Figured out a solution - it appeared there is a way to setup an auto deletion rule in google cloud console for those images that clutter the storage.

  1. go to the google cloud console, select your project -> storage -> browser https://console.cloud.google.com/storage/browser

  2. Select the "artifacts" bucket

  3. Under the "lifecycle" tab add a rule to auto delete old images (in my case I put "delete after 1 day since update" which works fine for me)

enter image description here

Storage is safe now!

NOTE: if you face any deployment issues later, like if you deploy several days in a row and if it gives you an error on deploy, just delete the whole "container" folder manually in the artifacts which should solve it and then redeploy again. (make sure not to delete the artifacts bucket itself!)

Hope the firebase team will improve that - the current behavior looks confusing as it easily leads to an unexpected bill unless you take extra steps to prevent that. But you'll never know that it will happen until it does.

3
votes

I assume this is related to firestore functions deploys (or not?), but is this really expected?

Yes, it's expected.
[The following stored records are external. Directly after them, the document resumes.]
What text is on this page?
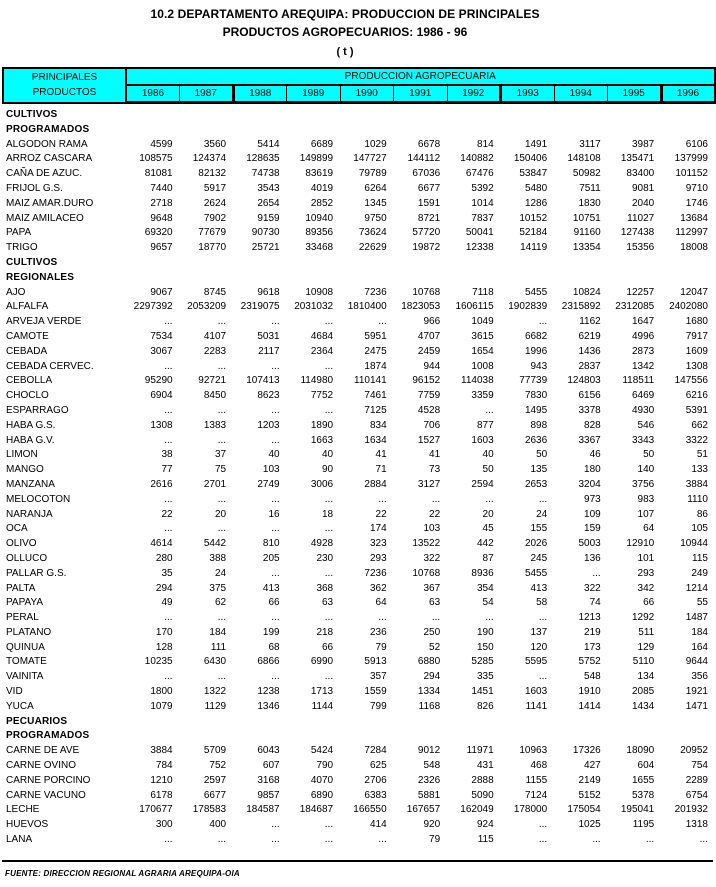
10.2 DEPARTAMENTO AREQUIPA: PRODUCCION DE PRINCIPALES
PRODUCTOS AGROPECUARIOS: 1986 - 96
( t )
PRINCIPALES
PRODUCTOS	PRODUCCION AGROPECUARIA										
	1986	1987	1988	1989	1990	1991	1992	1993	1994	1995	1996
CULTIVOS											
PROGRAMADOS											
ALGODON RAMA	4599	3560	5414	6689	1029	6678	814	1491	3117	3987	6106
ARROZ CASCARA	108575	124374	128635	149899	147727	144112	140882	150406	148108	135471	137999
CAÑA DE AZUC.	81081	82132	74738	83619	79789	67036	67476	53847	50982	83400	101152
FRIJOL G.S.	7440	5917	3543	4019	6264	6677	5392	5480	7511	9081	9710
MAIZ AMAR.DURO	2718	2624	2654	2852	1345	1591	1014	1286	1830	2040	1746
MAIZ AMILACEO	9648	7902	9159	10940	9750	8721	7837	10152	10751	11027	13684
PAPA	69320	77679	90730	89356	73624	57720	50041	52184	91160	127438	112997
TRIGO	9657	18770	25721	33468	22629	19872	12338	14119	13354	15356	18008
CULTIVOS											
REGIONALES											
AJO	9067	8745	9618	10908	7236	10768	7118	5455	10824	12257	12047
ALFALFA	2297392	2053209	2319075	2031032	1810400	1823053	1606115	1902839	2315892	2312085	2402080
ARVEJA VERDE	...	...	...	...	...	966	1049	...	1162	1647	1680
CAMOTE	7534	4107	5031	4684	5951	4707	3615	6682	6219	4996	7917
CEBADA	3067	2283	2117	2364	2475	2459	1654	1996	1436	2873	1609
CEBADA CERVEC.	...	...	...	...	1874	944	1008	943	2837	1342	1308
CEBOLLA	95290	92721	107413	114980	110141	96152	114038	77739	124803	118511	147556
CHOCLO	6904	8450	8623	7752	7461	7759	3359	7830	6156	6469	6216
ESPARRAGO	...	...	...	...	7125	4528	...	1495	3378	4930	5391
HABA G.S.	1308	1383	1203	1890	834	706	877	898	828	546	662
HABA G.V.	...	...	...	1663	1634	1527	1603	2636	3367	3343	3322
LIMON	38	37	40	40	41	41	40	50	46	50	51
MANGO	77	75	103	90	71	73	50	135	180	140	133
MANZANA	2616	2701	2749	3006	2884	3127	2594	2653	3204	3756	3884
MELOCOTON	...	...	...	...	...	...	...	...	973	983	1110
NARANJA	22	20	16	18	22	22	20	24	109	107	86
OCA	...	...	...	...	174	103	45	155	159	64	105
OLIVO	4614	5442	810	4928	323	13522	442	2026	5003	12910	10944
OLLUCO	280	388	205	230	293	322	87	245	136	101	115
PALLAR G.S.	35	24	...	...	7236	10768	8936	5455	...	293	249
PALTA	294	375	413	368	362	367	354	413	322	342	1214
PAPAYA	49	62	66	63	64	63	54	58	74	66	55
PERAL	...	...	...	...	...	...	...	...	1213	1292	1487
PLATANO	170	184	199	218	236	250	190	137	219	511	184
QUINUA	128	111	68	66	79	52	150	120	173	129	164
TOMATE	10235	6430	6866	6990	5913	6880	5285	5595	5752	5110	9644
VAINITA	...	...	...	...	357	294	335	...	548	134	356
VID	1800	1322	1238	1713	1559	1334	1451	1603	1910	2085	1921
YUCA	1079	1129	1346	1144	799	1168	826	1141	1414	1434	1471
PECUARIOS											
PROGRAMADOS											
CARNE DE AVE	3884	5709	6043	5424	7284	9012	11971	10963	17326	18090	20952
CARNE OVINO	784	752	607	790	625	548	431	468	427	604	754
CARNE PORCINO	1210	2597	3168	4070	2706	2326	2888	1155	2149	1655	2289
CARNE VACUNO	6178	6677	9857	6890	6383	5881	5090	7124	5152	5378	6754
LECHE	170677	178583	184587	184687	166550	167657	162049	178000	175054	195041	201932
HUEVOS	300	400	...	...	414	920	924	...	1025	1195	1318
LANA	...	...	...	...	...	79	115	...	...	...	...
FUENTE: DIRECCION REGIONAL AGRARIA AREQUIPA-OIA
Every time you deploy functions, Cloud Build will use a dedicated Cloud Storage space for the built docker image, and retain it until you delete it.

Can I cleanup this artifacts safely?

Yes, but then you won't be able to easily revert to a prior image. You would have to deploy again from your own source code.

1
votes

On top of the GCP's Life Cycle settings for artifacts images, you can also consider the following for further optimization and costs reduction of your Firebase Functions deployment:

  1. Clean up your functions folder, don't put unnecessary files in it, as we do not know if Google will only upload files by dependencies or by the whole functions folder. Feel free to refine this item if anyone of you can confirm this.
  2. Remove unnecessary dependencies from functions/package.json, functions/node_modules and require statements from your JS files, e.g. functions/index.js.
  3. Compact and compress your function's JS files by removing unnecessary comments, console loggings etc. You can achieve this with the help of grunt and uglify NPM packages. Again, we're not sure if the Cloud Build (or any of the Google functions deployment system) will auto-compress the function's images for us before storing them into the Container Registry or Cloud Storage (please refine this item if you have better answer).
  4. Organize your functions properly by creating relevant function groups so that you can deploy only certain group(s) of function rather than simply firebase deploy --only functions.
  5. If necessary, write codes that automatically detect and resolve environmental differences, e.g. environment variables from local emulators to production/staging, because the Firebase emulators and production environments may not be 100% consistent. If you don't do that, you may end up needing to deploy several times per day due to certain negligence -- this will spike up your deployment cost.
  6. If necessary, change your deployment plan: from daily to weekly, or even from weekly to monthly, depending on your monthly budgets, criticality, and urgency.

Lastly, I hope the community can also help to add more recommended costs reduction plans and strategies on this post in order to help some small businesses and individuals to survive better on Firebase and Google Cloud Platform as a whole. Even just some links to good articles would help. Thanks!